Determined that the 2 completely worn off front & rear drum seals were causing dryer to take too long to dry clothes.Removed the front bottom panel first, then the middle panel and then the top panel. After removing the belt from the drum, it came out easily. Replaced both thermostats and fusejust so they would be new in the unit.Reglued the seals in place and waited til glue dried. Then reassembled everything back. Also lubricated the drum wheels. Everything worked and was quiet!
I first unpluged the dryer then removed the bottom cover (two screws) then found the correct socket and removed the components and replaced them wire for wire. PLugged it back in and strated the dryer and watched the process. Unforunately it cycled twice and then stopped working. I went to a local appliance store to buy another high limit fuse because I thought it blew and happened to talk about the situation to a man behind the counter and he insisted it was the gas coils so I bought some and replaced them and its working fine now without replacing any more components.
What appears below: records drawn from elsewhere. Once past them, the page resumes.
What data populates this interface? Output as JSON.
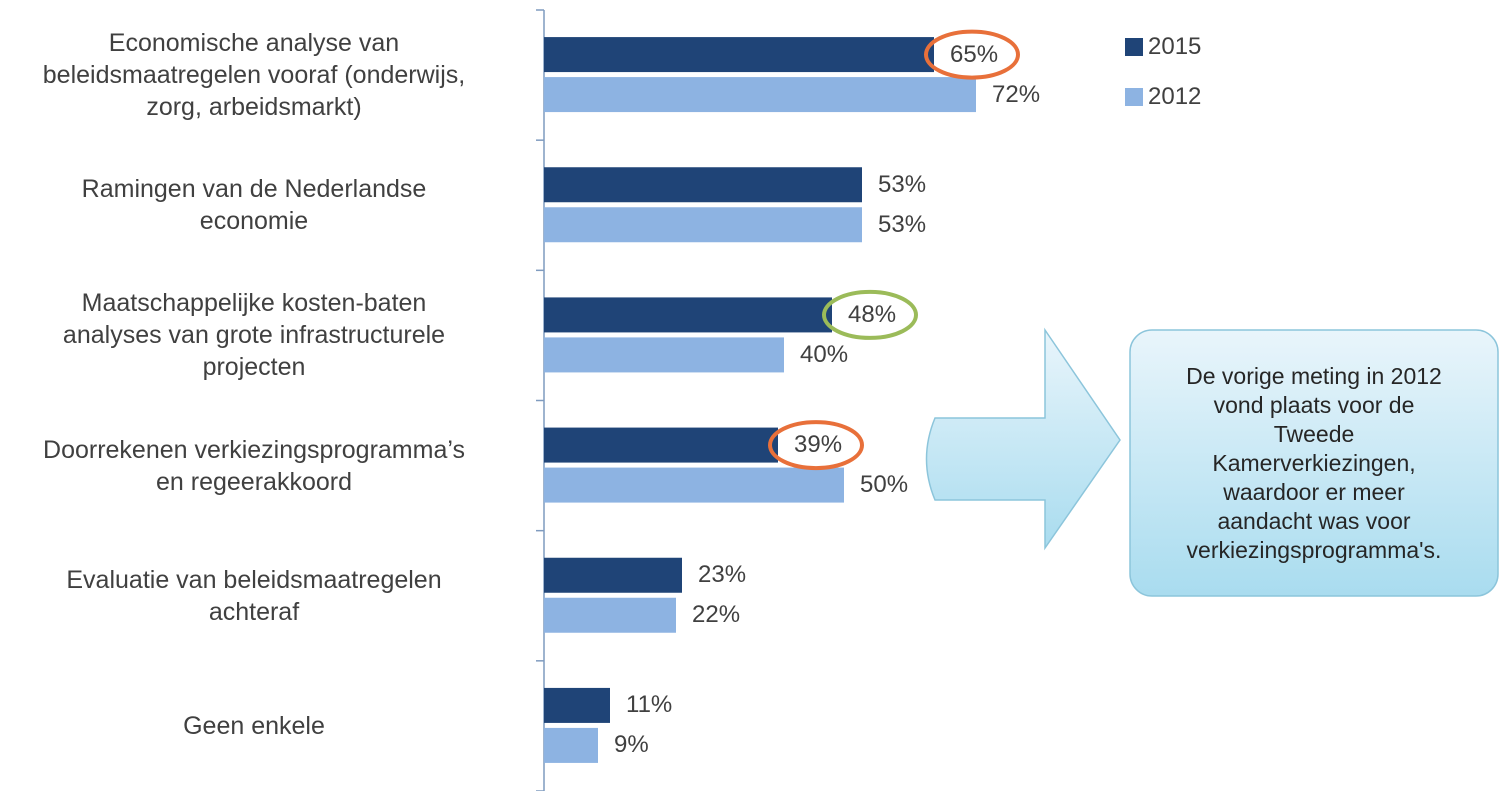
{
  "chart_data": {
    "type": "hbar",
    "categories": [
      "Economische analyse van\nbeleidsmaatregelen vooraf (onderwijs,\nzorg, arbeidsmarkt)",
      "Ramingen van de Nederlandse\neconomie",
      "Maatschappelijke kosten-baten\nanalyses van grote infrastructurele\nprojecten",
      "Doorrekenen verkiezingsprogramma’s\nen regeerakkoord",
      "Evaluatie van beleidsmaatregelen\nachteraf",
      "Geen enkele"
    ],
    "series": [
      {
        "name": "2015",
        "color": "#1f4477",
        "values": [
          65,
          53,
          48,
          39,
          23,
          11
        ],
        "value_labels": [
          "65%",
          "53%",
          "48%",
          "39%",
          "23%",
          "11%"
        ]
      },
      {
        "name": "2012",
        "color": "#8db3e2",
        "values": [
          72,
          53,
          40,
          50,
          22,
          9
        ],
        "value_labels": [
          "72%",
          "53%",
          "40%",
          "50%",
          "22%",
          "9%"
        ]
      }
    ],
    "xlim": [
      0,
      100
    ],
    "highlights": [
      {
        "series": 0,
        "index": 0,
        "color": "#e8703a"
      },
      {
        "series": 0,
        "index": 2,
        "color": "#9bbb59"
      },
      {
        "series": 0,
        "index": 3,
        "color": "#e8703a"
      }
    ],
    "callout": "De vorige meting in 2012\nvond plaats voor de\nTweede\nKamerverkiezingen,\nwaardoor er meer\naandacht was voor\nverkiezingsprogramma's."
  }
}
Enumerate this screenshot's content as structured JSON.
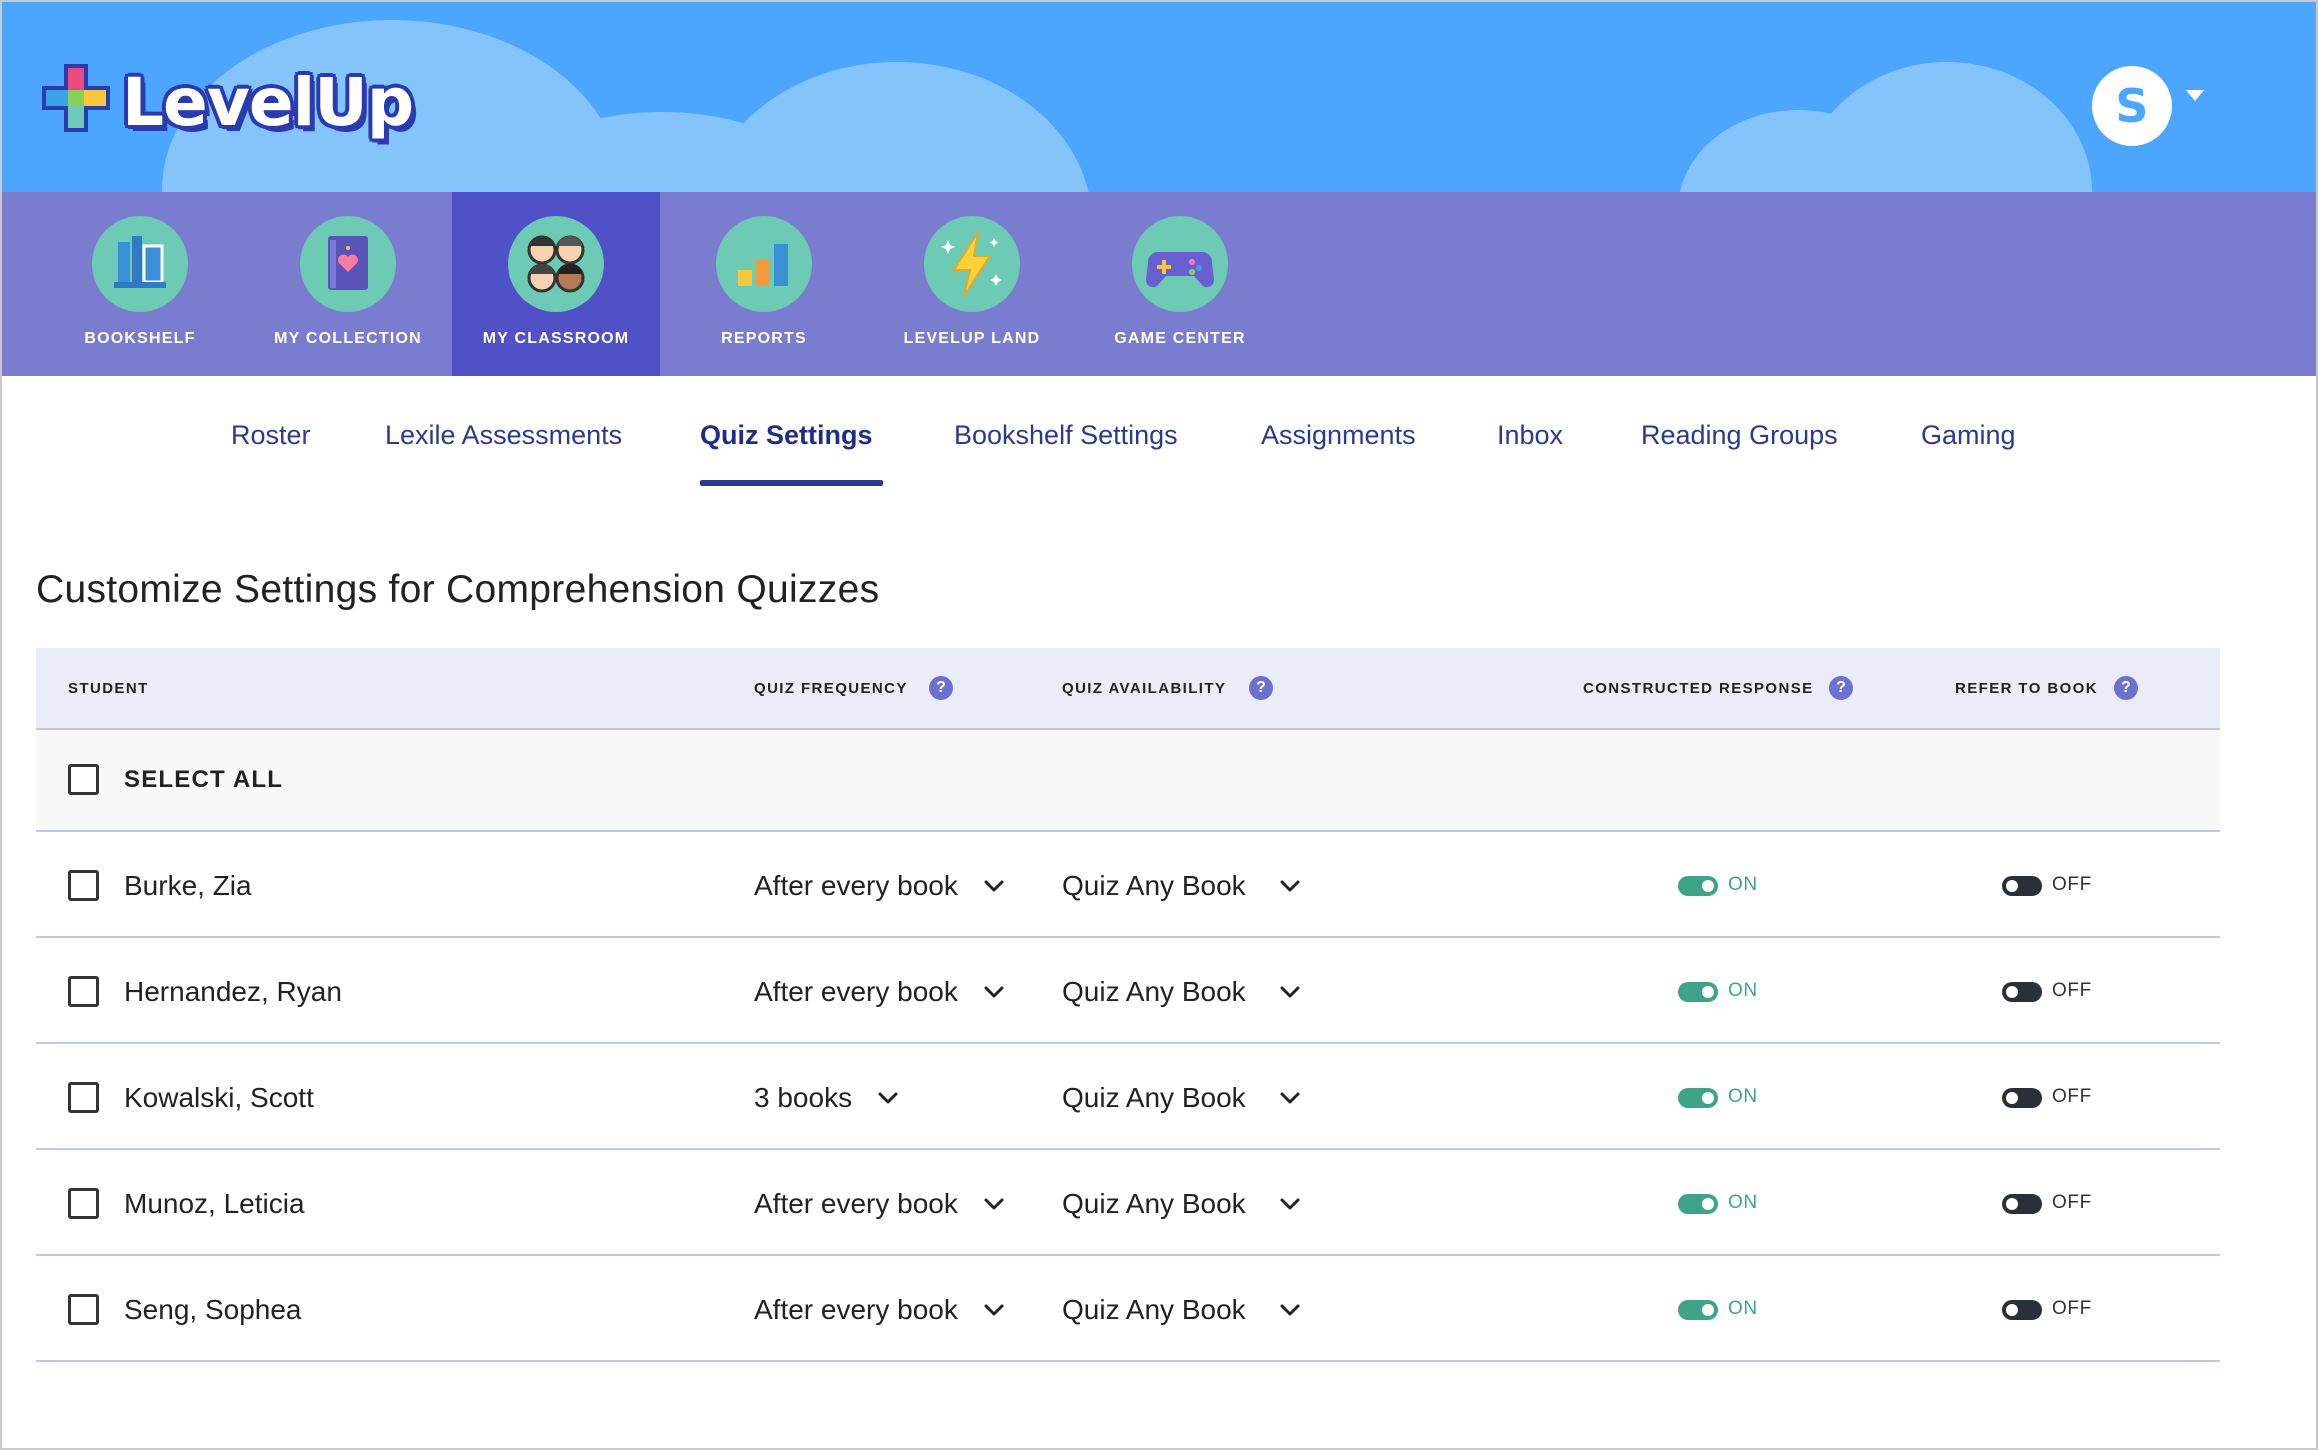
{
  "app": {
    "logo_text": "LevelUp",
    "user_initial": "S"
  },
  "nav": {
    "items": [
      {
        "label": "BOOKSHELF",
        "icon": "bookshelf-icon"
      },
      {
        "label": "MY COLLECTION",
        "icon": "book-heart-icon"
      },
      {
        "label": "MY CLASSROOM",
        "icon": "students-icon",
        "active": true
      },
      {
        "label": "REPORTS",
        "icon": "bar-chart-icon"
      },
      {
        "label": "LEVELUP LAND",
        "icon": "lightning-icon"
      },
      {
        "label": "GAME CENTER",
        "icon": "gamepad-icon"
      }
    ]
  },
  "subtabs": [
    {
      "label": "Roster"
    },
    {
      "label": "Lexile Assessments"
    },
    {
      "label": "Quiz Settings",
      "active": true
    },
    {
      "label": "Bookshelf Settings"
    },
    {
      "label": "Assignments"
    },
    {
      "label": "Inbox"
    },
    {
      "label": "Reading Groups"
    },
    {
      "label": "Gaming"
    }
  ],
  "page_title": "Customize Settings for Comprehension Quizzes",
  "table": {
    "headers": {
      "student": "STUDENT",
      "quiz_frequency": "QUIZ FREQUENCY",
      "quiz_availability": "QUIZ AVAILABILITY",
      "constructed_response": "CONSTRUCTED RESPONSE",
      "refer_to_book": "REFER TO BOOK",
      "help_glyph": "?"
    },
    "select_all": "SELECT ALL",
    "rows": [
      {
        "name": "Burke, Zia",
        "frequency": "After every book",
        "availability": "Quiz Any Book",
        "constructed": "ON",
        "refer": "OFF"
      },
      {
        "name": "Hernandez, Ryan",
        "frequency": "After every book",
        "availability": "Quiz Any Book",
        "constructed": "ON",
        "refer": "OFF"
      },
      {
        "name": "Kowalski, Scott",
        "frequency": "3 books",
        "availability": "Quiz Any Book",
        "constructed": "ON",
        "refer": "OFF"
      },
      {
        "name": "Munoz, Leticia",
        "frequency": "After every book",
        "availability": "Quiz Any Book",
        "constructed": "ON",
        "refer": "OFF"
      },
      {
        "name": "Seng, Sophea",
        "frequency": "After every book",
        "availability": "Quiz Any Book",
        "constructed": "ON",
        "refer": "OFF"
      }
    ]
  },
  "colors": {
    "header_bg": "#4da6fd",
    "nav_bg": "#7a7ccf",
    "nav_active": "#5050c7",
    "accent_blue": "#2a3a8f",
    "toggle_on": "#3fa38a",
    "toggle_off": "#2b2f3a"
  }
}
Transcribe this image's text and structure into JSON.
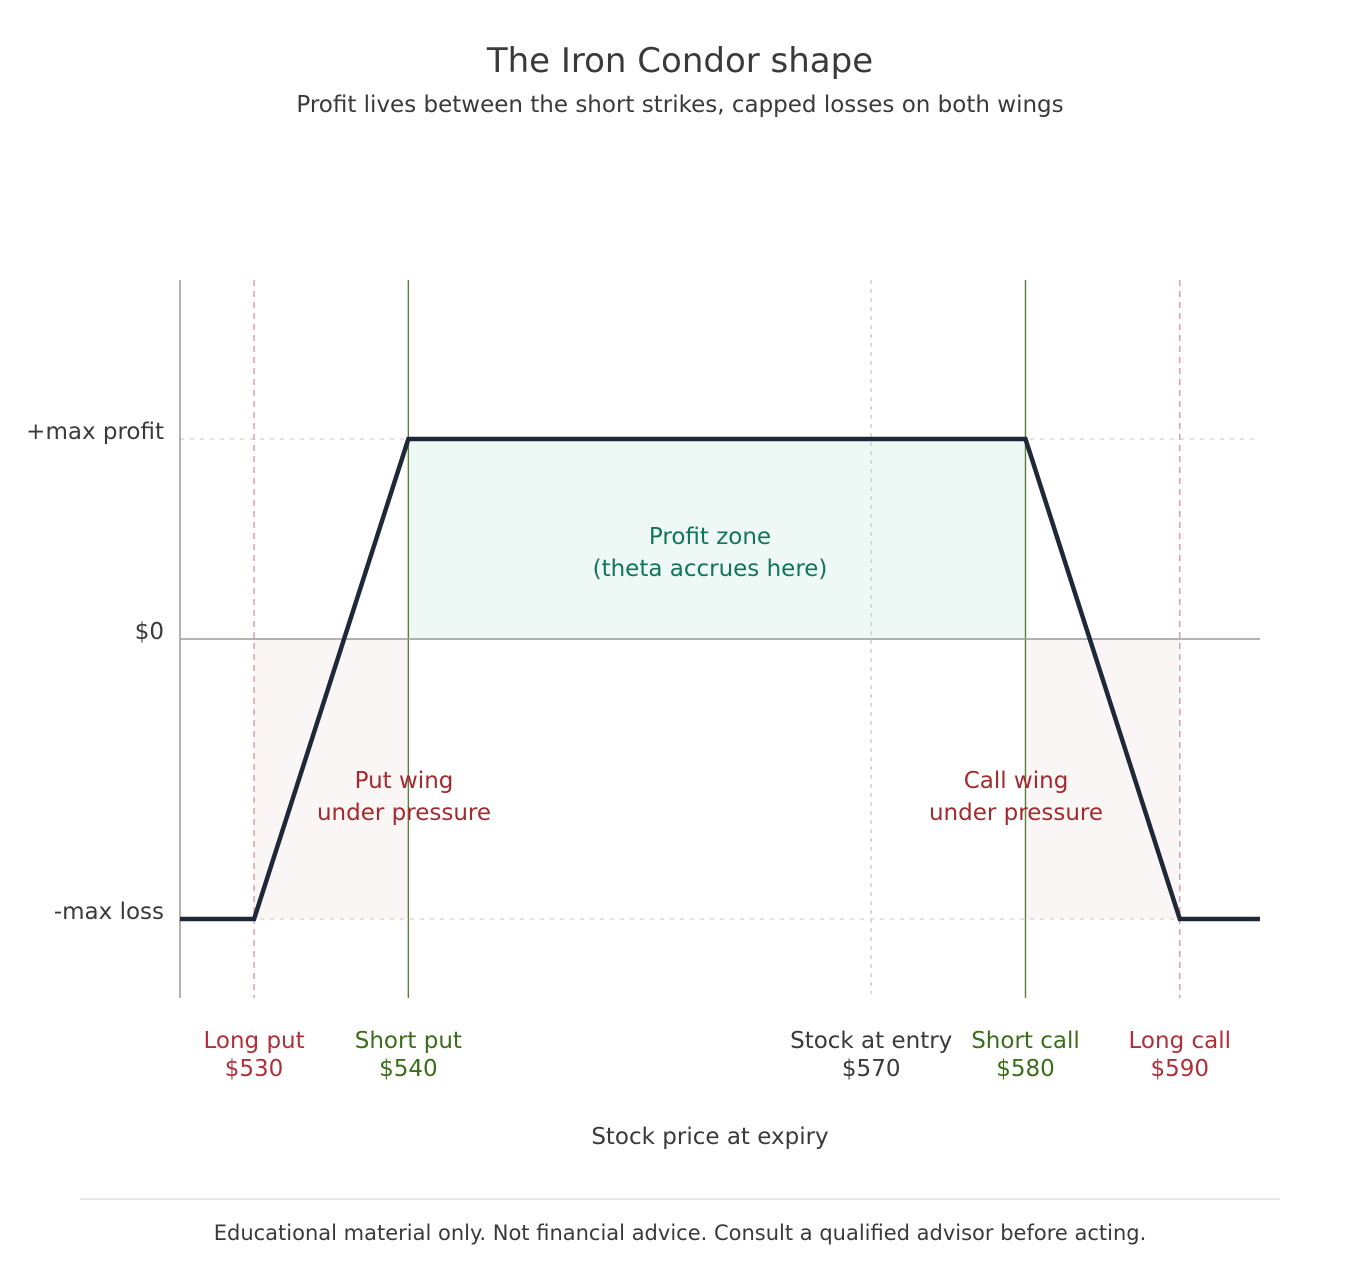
{
  "chart_data": {
    "type": "line",
    "title": "The Iron Condor shape",
    "subtitle": "Profit lives between the short strikes, capped losses on both wings",
    "xlabel": "Stock price at expiry",
    "ylabel": "",
    "series": [
      {
        "points": [
          {
            "x": 525.2,
            "y": "-max loss"
          },
          {
            "x": 530,
            "y": "-max loss"
          },
          {
            "x": 540,
            "y": "+max profit"
          },
          {
            "x": 580,
            "y": "+max profit"
          },
          {
            "x": 590,
            "y": "-max loss"
          },
          {
            "x": 595.2,
            "y": "-max loss"
          }
        ]
      }
    ],
    "y_ticks": [
      "+max profit",
      "$0",
      "-max loss"
    ],
    "strikes": [
      {
        "role": "long-put",
        "label": "Long put",
        "price_label": "$530",
        "x": 530,
        "style": "dashed",
        "color": "#b0303a"
      },
      {
        "role": "short-put",
        "label": "Short put",
        "price_label": "$540",
        "x": 540,
        "style": "solid",
        "color": "#3b6e1b"
      },
      {
        "role": "entry",
        "label": "Stock at entry",
        "price_label": "$570",
        "x": 570,
        "style": "dotted",
        "color": "#3a3a3a"
      },
      {
        "role": "short-call",
        "label": "Short call",
        "price_label": "$580",
        "x": 580,
        "style": "solid",
        "color": "#3b6e1b"
      },
      {
        "role": "long-call",
        "label": "Long call",
        "price_label": "$590",
        "x": 590,
        "style": "dashed",
        "color": "#b0303a"
      }
    ],
    "zones": [
      {
        "name": "profit",
        "lines": [
          "Profit zone",
          "(theta accrues here)"
        ],
        "x_range": [
          540,
          580
        ],
        "y_range": [
          "$0",
          "+max profit"
        ],
        "color": "#11755a"
      },
      {
        "name": "put-wing",
        "lines": [
          "Put wing",
          "under pressure"
        ],
        "x_range": [
          530,
          540
        ],
        "y_range": [
          "-max loss",
          "$0"
        ],
        "color": "#a32a2e"
      },
      {
        "name": "call-wing",
        "lines": [
          "Call wing",
          "under pressure"
        ],
        "x_range": [
          580,
          590
        ],
        "y_range": [
          "-max loss",
          "$0"
        ],
        "color": "#a32a2e"
      }
    ]
  },
  "footer": "Educational material only. Not financial advice. Consult a qualified advisor before acting.",
  "colors": {
    "payoff_line": "#1f2838",
    "profit_fill": "#eef8f4",
    "loss_fill": "#fbf6f6",
    "axis": "#9a9a9a",
    "text": "#3a3a3a"
  }
}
Im not a aapliance repair man but mechanically inclined but experience does pay. Hey, everything is easy if you know how...
Removed the top and opened the front cover had to use a 1/4 inch socket with a 5/16 and a short adapter to remove the sensors. The push on wire clips were very hard to remove so I used a pick to open them a little. Before replacing the wires I sqeezed them back to normal so they would not vibrate off. Not much space to work if you don't have the tools but it could be done by removing the gas tube and the heat tube but it will take more time. We have put perhaps 30 loads into the dryer this week and its working better than ever. The Thermostat limit switch was blown used a voltmeter to test for continuity. and I accidentally broke the ends of the high limit switch off while testing due to the tight clips. Maytag sure cant make them like they used to but glad I found a place to get the parts which are easy to replace and the instructions are great to figure out the problem.
After taken apart to replace high limit thermostat fuse and limit thermostat took about 5 minutes. Also our dryer always ran very hot no matter what setting it was on. Replaced idler pulley wheel also because seemed not to rotate very well. Put all back together and worked perfect. Ran and does not overheat now.